LGM: Enhancing Large Language Models with Conceptual Meta-Relations and Iterative Retrieval
Wenchang Lei, Ping Zou, Yue Wang, Feng Sun, Lei Zhao
TL;DR
The paper tackles the problem of LLMs misinterpreting ambiguous or misaligned terms by introducing the Language Graph Model (LGM), which uses meta-relations—inheritance, alias, and composition—to define concepts more clearly.

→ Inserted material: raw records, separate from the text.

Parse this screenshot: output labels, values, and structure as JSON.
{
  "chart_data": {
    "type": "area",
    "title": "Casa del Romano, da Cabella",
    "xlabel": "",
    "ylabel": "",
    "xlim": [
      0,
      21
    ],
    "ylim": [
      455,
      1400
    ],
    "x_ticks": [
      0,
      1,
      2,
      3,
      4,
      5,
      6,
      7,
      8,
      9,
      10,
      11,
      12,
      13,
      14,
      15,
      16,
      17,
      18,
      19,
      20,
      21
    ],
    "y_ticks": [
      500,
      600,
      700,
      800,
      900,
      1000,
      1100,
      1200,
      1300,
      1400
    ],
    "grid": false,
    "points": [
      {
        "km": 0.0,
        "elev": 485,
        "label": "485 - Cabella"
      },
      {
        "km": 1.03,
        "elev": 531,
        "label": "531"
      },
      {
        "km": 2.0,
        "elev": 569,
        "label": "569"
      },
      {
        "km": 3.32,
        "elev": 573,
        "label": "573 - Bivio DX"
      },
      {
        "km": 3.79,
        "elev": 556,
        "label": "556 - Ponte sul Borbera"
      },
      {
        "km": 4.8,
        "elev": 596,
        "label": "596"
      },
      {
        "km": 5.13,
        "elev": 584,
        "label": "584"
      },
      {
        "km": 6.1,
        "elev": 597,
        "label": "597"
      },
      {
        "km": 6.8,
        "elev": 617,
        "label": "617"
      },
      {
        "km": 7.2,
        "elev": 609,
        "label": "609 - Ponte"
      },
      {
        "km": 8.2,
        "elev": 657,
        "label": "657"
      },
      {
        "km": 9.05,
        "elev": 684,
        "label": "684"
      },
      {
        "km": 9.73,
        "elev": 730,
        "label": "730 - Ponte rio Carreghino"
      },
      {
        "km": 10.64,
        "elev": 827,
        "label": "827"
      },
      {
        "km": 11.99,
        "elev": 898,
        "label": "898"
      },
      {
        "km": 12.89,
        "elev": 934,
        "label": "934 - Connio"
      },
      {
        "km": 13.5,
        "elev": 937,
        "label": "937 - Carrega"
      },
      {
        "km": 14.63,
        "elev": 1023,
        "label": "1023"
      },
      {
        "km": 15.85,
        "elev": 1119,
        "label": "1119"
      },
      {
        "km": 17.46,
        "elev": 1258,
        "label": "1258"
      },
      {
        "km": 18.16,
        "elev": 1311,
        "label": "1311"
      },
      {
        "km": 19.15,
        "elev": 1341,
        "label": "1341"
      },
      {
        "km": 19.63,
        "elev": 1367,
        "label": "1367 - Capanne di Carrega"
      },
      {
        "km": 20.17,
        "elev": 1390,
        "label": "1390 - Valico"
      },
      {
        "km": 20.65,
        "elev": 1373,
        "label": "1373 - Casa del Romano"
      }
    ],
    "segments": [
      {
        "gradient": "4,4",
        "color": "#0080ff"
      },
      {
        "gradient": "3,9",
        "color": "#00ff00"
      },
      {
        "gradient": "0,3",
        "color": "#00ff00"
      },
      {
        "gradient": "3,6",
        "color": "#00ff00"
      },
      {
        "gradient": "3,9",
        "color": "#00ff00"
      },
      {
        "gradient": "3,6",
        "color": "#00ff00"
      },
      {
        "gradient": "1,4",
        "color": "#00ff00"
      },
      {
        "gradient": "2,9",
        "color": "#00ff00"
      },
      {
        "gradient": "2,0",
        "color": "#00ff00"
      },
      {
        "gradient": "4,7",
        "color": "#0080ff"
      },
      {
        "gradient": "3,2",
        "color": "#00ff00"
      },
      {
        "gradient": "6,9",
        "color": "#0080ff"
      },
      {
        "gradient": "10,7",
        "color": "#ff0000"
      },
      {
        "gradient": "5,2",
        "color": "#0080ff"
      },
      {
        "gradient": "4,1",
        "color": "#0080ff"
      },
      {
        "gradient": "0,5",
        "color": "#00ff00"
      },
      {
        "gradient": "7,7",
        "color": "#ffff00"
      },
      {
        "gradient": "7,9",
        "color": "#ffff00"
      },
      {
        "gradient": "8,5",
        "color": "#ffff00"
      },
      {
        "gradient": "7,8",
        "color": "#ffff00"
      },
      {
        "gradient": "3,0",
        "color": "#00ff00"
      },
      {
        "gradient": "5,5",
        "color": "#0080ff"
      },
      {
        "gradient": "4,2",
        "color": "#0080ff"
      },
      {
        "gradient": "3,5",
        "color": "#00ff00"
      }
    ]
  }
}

It combines a dual-graph representation (SRG for syntactic structure and CRG for concept relations), a two-phase Learning and Concept Iterative Retrieval workflow, and a reflection mechanism to validate extracted relations, enabling long-text and multi-hop reasoning without context-window limits. Through Concept Expansion and parallel retrieval with iterative merging, LGM reduces noise from raw passages and bridges dependencies across hops. Empirical results on HotpotQA and Musique show consistent improvements over state-of-the-art RAG baselines, demonstrating strong benefits for concept-centric retrieval in complex QA tasks. The work also provides a suite of prompts and datasets to support meta-relation extraction, reflection validation, and LGM reasoning, contributing to scalable, explainable retrieval-augmented reasoning for large language models.
Abstract
Large language models (LLMs) exhibit strong semantic understanding, yet struggle when user instructions involve ambiguous or conceptually misaligned terms. We propose the Language Graph Model (LGM) to enhance conceptual clarity by extracting meta-relations-inheritance, alias, and composition-from natural language. The model further employs a reflection mechanism to validate these meta-relations. Leveraging a Concept Iterative Retrieval Algorithm, these relations and related descriptions are dynamically supplied to the LLM, improving its ability to interpret concepts and generate accurate responses. Unlike conventional Retrieval-Augmented Generation (RAG) approaches that rely on extended context windows, our method enables large language models to process texts of any length without the need for truncation. Experiments on standard benchmarks demonstrate that the LGM consistently outperforms existing RAG baselines.